Pretty Printing XML on the Command-Line
A couple of times recently I've found that I need to pretty-print XML - be that HTML or actual XML, but haven't found a great way from the command-line.
Fortunately DuckDuckGo has an HTML Beautify setup but that's not super safe for proprietary content, nor for automating the pretty-printing.

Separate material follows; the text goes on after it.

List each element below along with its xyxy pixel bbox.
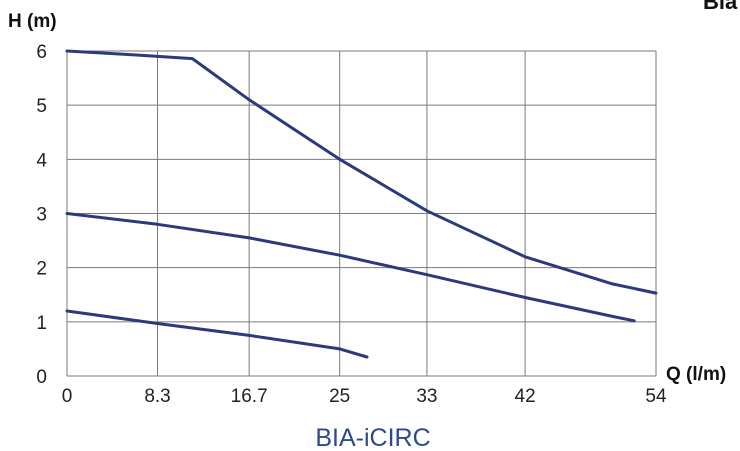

But as I found today, it turns out that the xmllint
command can save us here.
For instance, take the following XML file that I've purposefully uglified:
<?xml version="1.0" encoding="UTF-8"?> <project xmlns="http://maven.apache.org/POM/4.0.0" xmlns:xsi="http://www.w3.org/2001/XMLSchema-instance" xsi:schemaLocation="http://maven.apache.org/POM/4.0.0 http://maven.apache.org/xsd/maven-4.0.0.xsd"> <modelVersion>4.0.0</modelVersion> <groupId>me.jvt.www</groupId> <artifactId>www-api</artifactId> <version>0.5.0-SNAPSHOT</version> <modules> <module>www-api-web</module> <module>www-api-acceptance</module> <module>www-api-core</module> <module>indieauth-spring-security</module> </modules> <packaging>pom</packaging> </project>
If we feed this through xmllint --format
:
$ xmllint --format in.xml
We then get the following pretty-printed XML:
<?xml version="1.0" encoding="UTF-8"?>
<project xmlns="http://maven.apache.org/POM/4.0.0" xmlns:xsi="http://www.w3.org/2001/XMLSchema-instance" xsi:schemaLocation="http://maven.apache.org/POM/4.0.0 http://maven.apache.org/xsd/maven-4.0.0.xsd">
<modelVersion>4.0.0</modelVersion>
<groupId>me.jvt.www</groupId>
<artifactId>www-api</artifactId>
<version>0.5.0-SNAPSHOT</version>
<modules>
<module>www-api-web</module>
<module>www-api-acceptance</module>
<module>www-api-core</module>
<module>indieauth-spring-security</module>
</modules>
<packaging>pom</packaging>
</project>
If you are using this to pretty-print HTML, you can use:
$ xmllint --html --format in.html
But note that it will not ignore any non-standard HTML elements, or anything that it doesn't understand at least.